I want to set a hard limit , like 24, to ensure there will be 24 work threads at most in my application. but as said in the first post, change the initial value or hack the global market's hard limit factor both failed. does there some way to do this ?

I read some code about the worker thread limit, it seems global_control set the soft limit ?

thanks for your help.

Alexei_K_Intel · ‎03-17-2016

The global_control really sets so called "soft_limit", however, it is an implementation term and should be considered as max_allowed_parallelism.

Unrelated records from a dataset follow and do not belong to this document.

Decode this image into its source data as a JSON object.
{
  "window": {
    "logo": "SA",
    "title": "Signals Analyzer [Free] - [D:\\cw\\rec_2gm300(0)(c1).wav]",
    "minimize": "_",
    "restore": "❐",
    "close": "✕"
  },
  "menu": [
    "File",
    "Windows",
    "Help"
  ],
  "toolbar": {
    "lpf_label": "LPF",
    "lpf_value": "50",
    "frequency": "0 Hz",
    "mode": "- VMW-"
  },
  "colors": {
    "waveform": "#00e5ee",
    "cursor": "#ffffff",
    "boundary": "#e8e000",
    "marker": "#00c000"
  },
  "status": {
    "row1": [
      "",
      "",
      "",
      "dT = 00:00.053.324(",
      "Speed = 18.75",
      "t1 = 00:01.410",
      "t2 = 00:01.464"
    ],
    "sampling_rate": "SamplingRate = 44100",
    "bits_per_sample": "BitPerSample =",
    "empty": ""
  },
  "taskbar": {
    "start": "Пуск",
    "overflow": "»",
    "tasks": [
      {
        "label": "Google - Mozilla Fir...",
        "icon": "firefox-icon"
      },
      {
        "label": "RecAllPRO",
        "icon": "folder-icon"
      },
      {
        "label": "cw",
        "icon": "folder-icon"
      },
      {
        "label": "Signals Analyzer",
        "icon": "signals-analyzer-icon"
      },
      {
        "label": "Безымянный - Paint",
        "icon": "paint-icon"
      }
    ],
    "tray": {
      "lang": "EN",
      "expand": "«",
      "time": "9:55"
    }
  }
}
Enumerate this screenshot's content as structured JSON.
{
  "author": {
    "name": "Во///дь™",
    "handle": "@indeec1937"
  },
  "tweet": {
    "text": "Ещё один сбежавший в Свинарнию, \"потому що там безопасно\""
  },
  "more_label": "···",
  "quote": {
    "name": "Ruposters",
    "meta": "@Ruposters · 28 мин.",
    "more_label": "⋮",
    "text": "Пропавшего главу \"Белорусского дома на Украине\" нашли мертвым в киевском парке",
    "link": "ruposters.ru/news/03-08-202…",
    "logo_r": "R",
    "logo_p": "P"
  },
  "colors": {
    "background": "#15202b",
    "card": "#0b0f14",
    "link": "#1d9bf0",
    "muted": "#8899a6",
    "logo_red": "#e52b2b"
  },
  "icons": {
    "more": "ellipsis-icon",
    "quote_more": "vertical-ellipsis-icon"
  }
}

It does not seem an elegant solution to change the TBB source codes. I'd suggest understanding the root cause of additional threads in your application and avoid/fix it (because it is really rare case). Does your machine have hyper-threading, i.e. if it has 24 cores, does it have 48 threads? How do you detect new threads and allocate buffers for them?

guozhu_c_ · ‎03-17-2016

I detect new threads in this way: in the "callback" function object, which is the third param of parallel_for(), use pthread_get_specific() to get the thread-local pointer, if it's NULL, allocated it dynamic, or use it otherwise.

the 25-th thread appears not so frequently, about 1 time in 100, or 2~3 days in the online service, cause oom when it appears. it's rare case but have a bad result.

the CPU is 12 core, and 24 threads (hyper-threading)

on why additional threads, does TBB have some common rules ? such as some threads take too long time to execute or wait on the mutex , the the TBB decide to generate new threads ?

thanks

Alexei_K_Intel · ‎03-22-2016

Sorry for a long respond. It should be noted that Intel TBB does not guarantee the number of created threads. Intel TBB only guarantees the maximum concurrency inside a task arena. However, the threads working inside an arena can leave it and other thread may join abandoned "slots". Intel TBB always create an implicit task arena and task_scheduler_init can limit its concurrency. Pay attention that any Intel TBB algorithm called before task_scheduler_init will create the implicit task arena with default concurrency and task_scheduler_init will not have any effect.

To overcome the issue that you are observing you can use the task_scheduler_observer functionality. The idea is to track the "entry" and "exit" events when a thread joins and leave an arena accordingly. Therefore, we can allocate the buffer when the thread joins the arena in the "entry" callback and deallocate memory when the thread leaves the arena. The following code snippet demonstrates the idea:

class AllocObserver: public tbb::task_scheduler_observer {
public:
        AllocObserver() : task_scheduler_observer(true) {}
        virtual void on_scheduler_entry( bool ) {
            myThreadPtr = malloc(SIZE);
        }
        virtual void on_scheduler_exit( bool ) {
            free(myThreadPtr);
        }
};

Do not forget to call the observe method to enable observation:

AllocObserver allocObserver;
allocObserver.observe(true);

In case if allocations turn out too expensive, you can implement the "caching" mechanism: in the "exit" callback the thread does not deallocate its memory object but place it in a container, e.g. std::stack<void*> guarded by a mutex. In the "entry" callback the thread can check if there is an available memory block and use it instead of additional allocations.

I hope that local observers will help you. In any case, feel free to post questions if you face any Intel TBB related issues.